The prosecutor continued, filling the silence.
“A few moments ago you said you turned around, saw your wallet in his hand, concluded it was a robbery, and acted accordingly. But apparently you had your finger so tightly on the trigger of that gun that you fired before you had even turned to face Mr. Velez. Now, I know it was not your intention to try to hurt the building you were walking past. So I can only figure you were quite fearful and all too ready to defend yourself.”
“Yes,” she said. Tentatively. As if it could be a trap. “I was.”
“Why?”
“Why?”
“Yes, why. Why were you so afraid? Why had you already concluded it was time to fire the gun in your own defense?”
“I told you. I thought it was a robbery.”
“But we’ve just concluded that you had no reason to think that yet.”
“Of course I did. He was coming closer to me. He was reaching out a hand. He was about to touch me.”
“How did you know?”
“That he was reaching out?”
“Yes.”
“I turned my head partway and saw it out of the corner of my eye. Anyway, what difference does it make what exactly I thought he was going to do in the way of a crime against me? I just knew I didn’t want it, whatever it was.”
She stopped as if out of breath. She had clearly put a great deal of energy and tension into those words. Raymond was aware of himself sitting half off the wooden bench. He could feel the edge of it pressing into his buttocks.

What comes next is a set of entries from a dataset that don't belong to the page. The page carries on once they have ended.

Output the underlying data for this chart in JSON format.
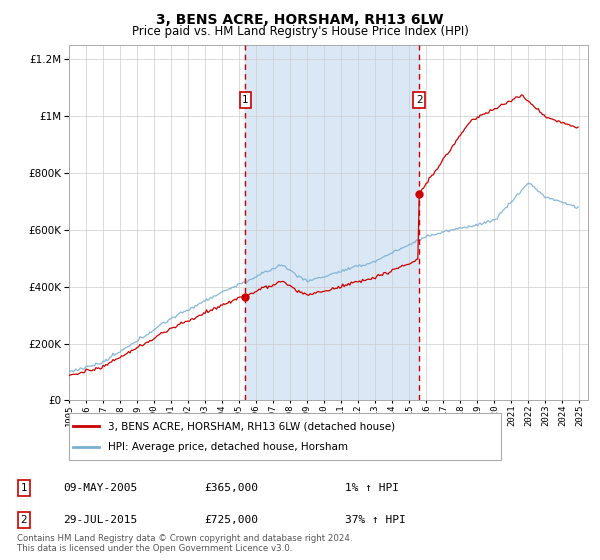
{
  "title": "3, BENS ACRE, HORSHAM, RH13 6LW",
  "subtitle": "Price paid vs. HM Land Registry's House Price Index (HPI)",
  "legend_line1": "3, BENS ACRE, HORSHAM, RH13 6LW (detached house)",
  "legend_line2": "HPI: Average price, detached house, Horsham",
  "annotation1_date": "09-MAY-2005",
  "annotation1_price": 365000,
  "annotation1_hpi": "1% ↑ HPI",
  "annotation1_year": 2005.37,
  "annotation2_date": "29-JUL-2015",
  "annotation2_price": 725000,
  "annotation2_hpi": "37% ↑ HPI",
  "annotation2_year": 2015.58,
  "footer": "Contains HM Land Registry data © Crown copyright and database right 2024.\nThis data is licensed under the Open Government Licence v3.0.",
  "hpi_color": "#7bafd4",
  "price_color": "#cc0000",
  "shading_color": "#dae8f5",
  "annotation_box_color": "#cc0000",
  "background_color": "#ffffff",
  "ylim_min": 0,
  "ylim_max": 1250000,
  "xmin": 1995.0,
  "xmax": 2025.5
}
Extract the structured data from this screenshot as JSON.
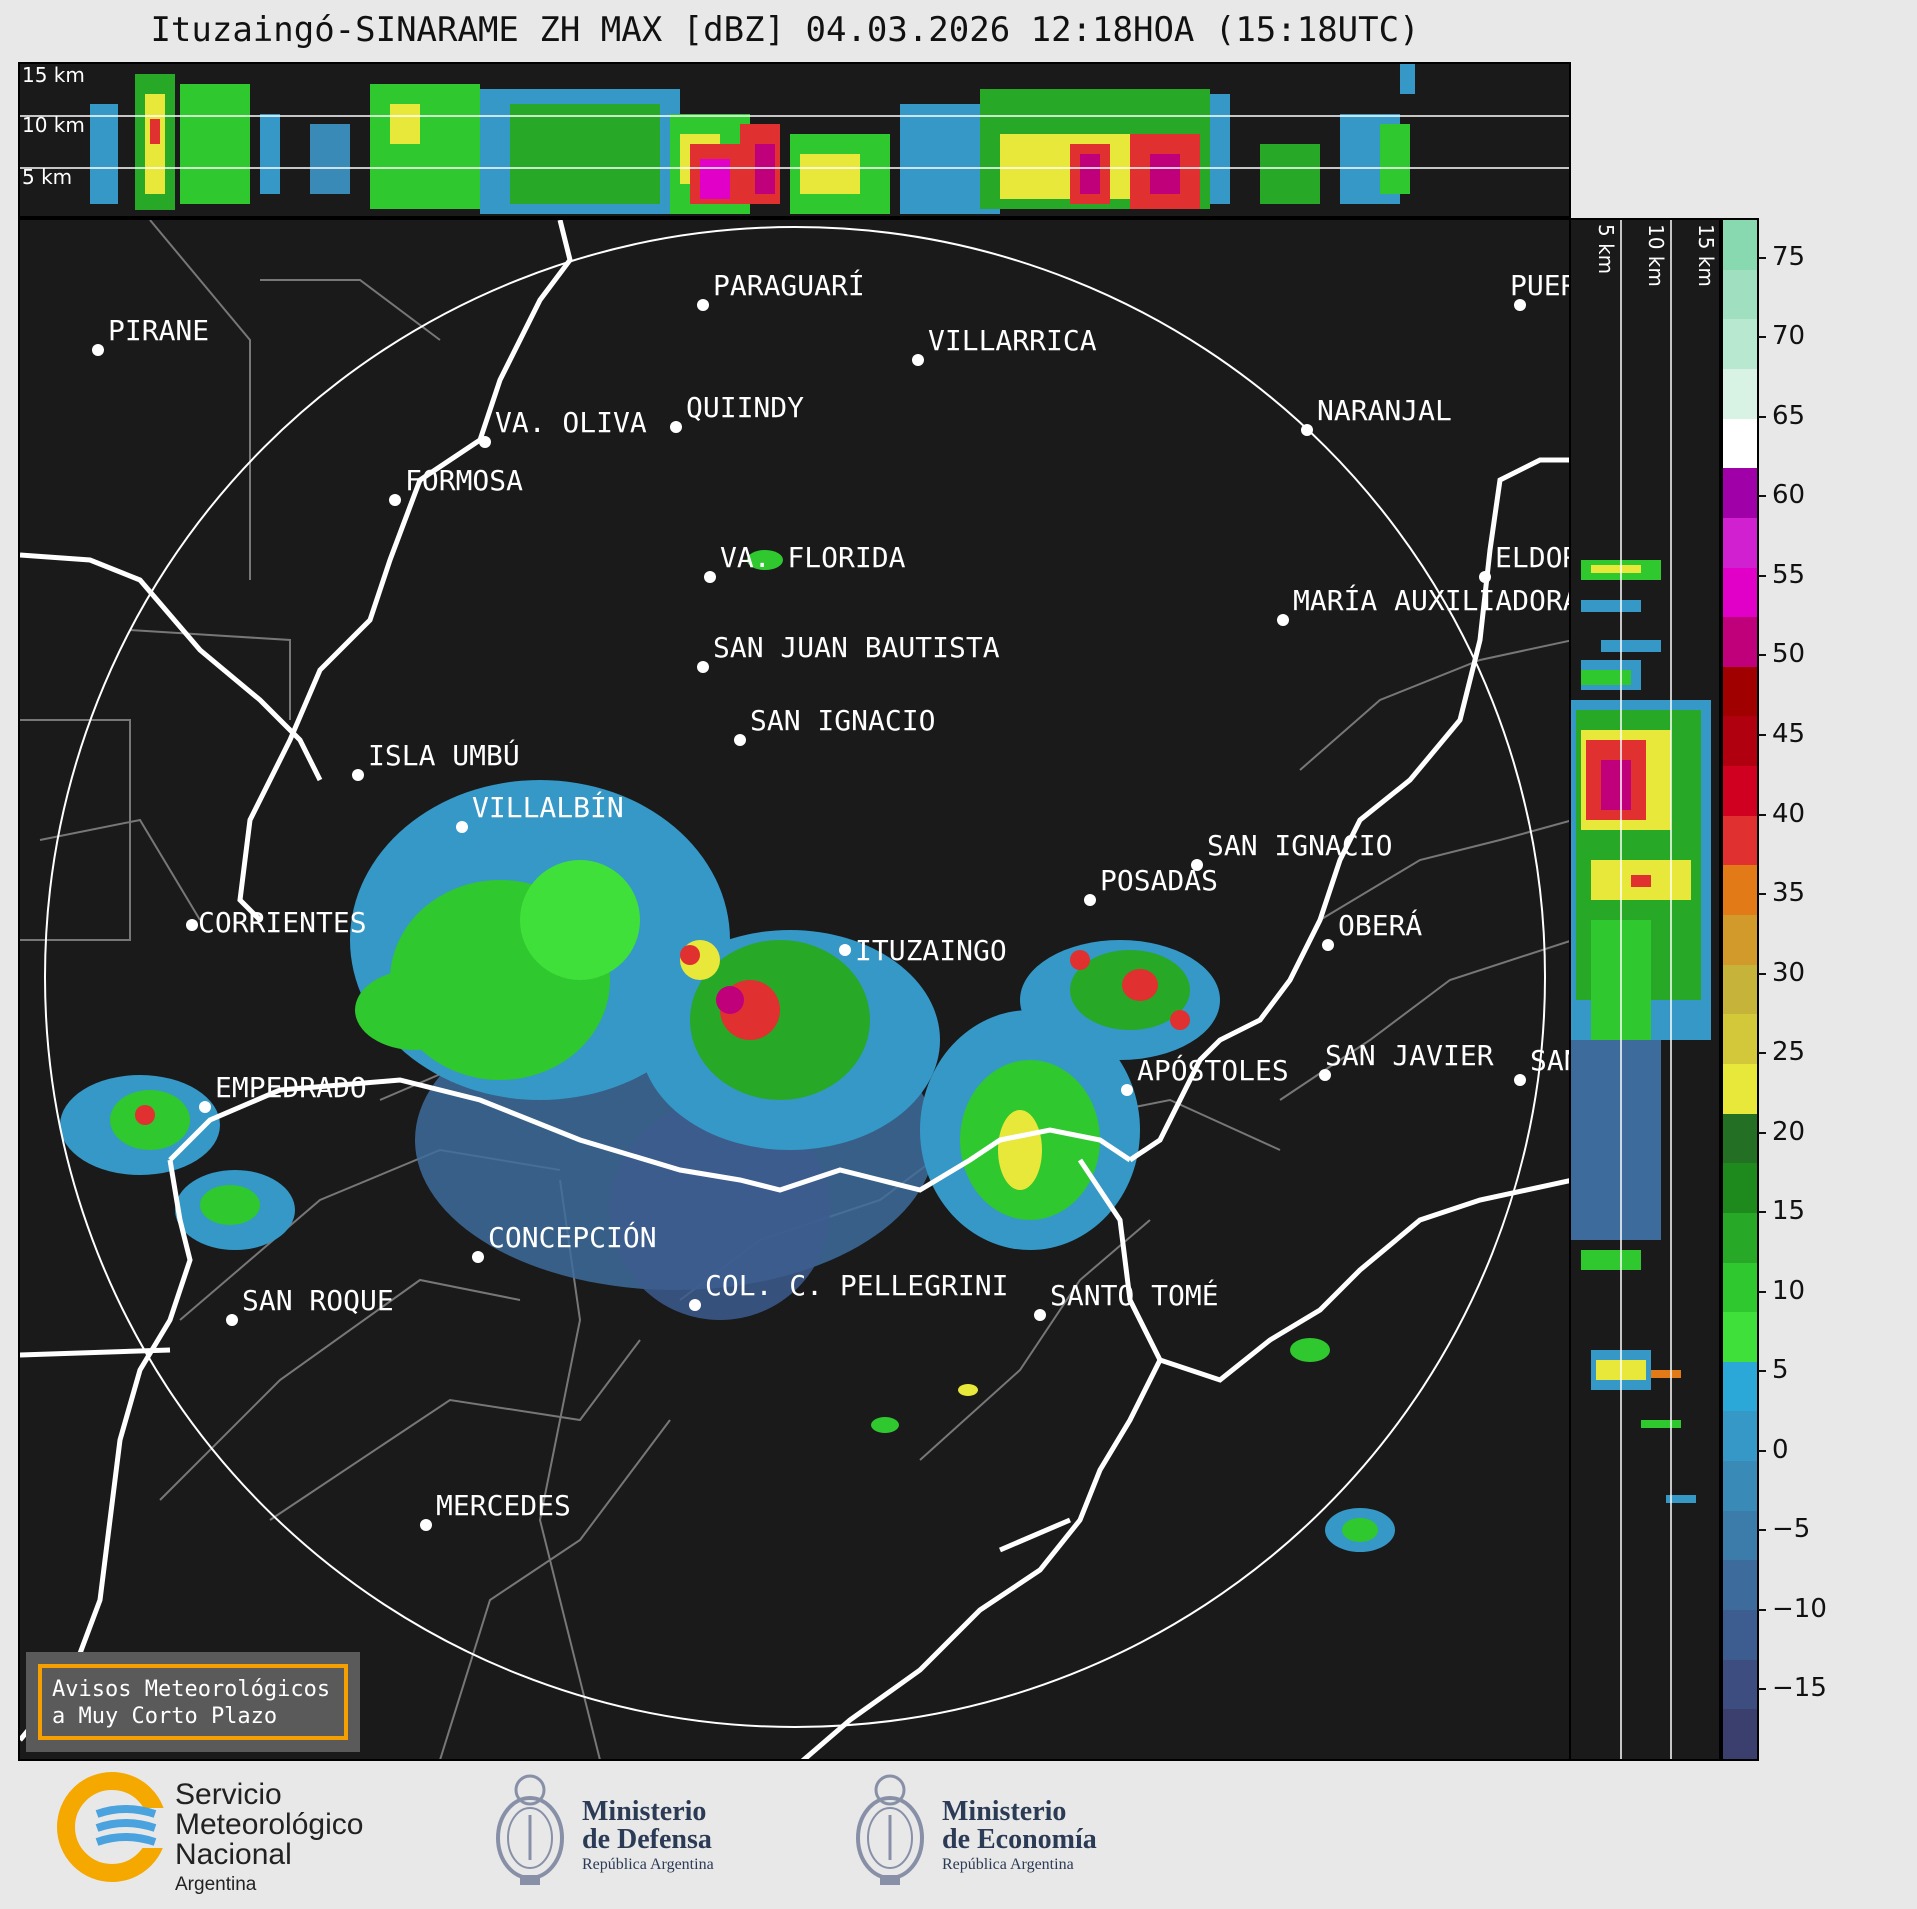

“I see,” the attorney said. “So let’s back up a little. Back when you first took the gun out of your purse . . . what was Mr. Velez doing wrong then?”
A freighted pause.
“Wrong?” she asked. “I don’t understand the question.”
“You said you fired the gun because he was reaching out.”
“Yes.”
“So when you took the gun out of your purse . . . what was he doing?”
“Just . . . walking.”
“So why did you take out your gun?”
“He was getting closer.”
“You mean he walked faster than you did.”
“Yes, but . . . something felt threatening about it.”
“What?”
“I don’t know if I can explain it.”
“Well, I hope you can, Ms. Hatfield. Because I don’t think we live in a society where you get to shoot a man dead without being able to explain what he did to make you feel threatened. At least, I hope we don’t.”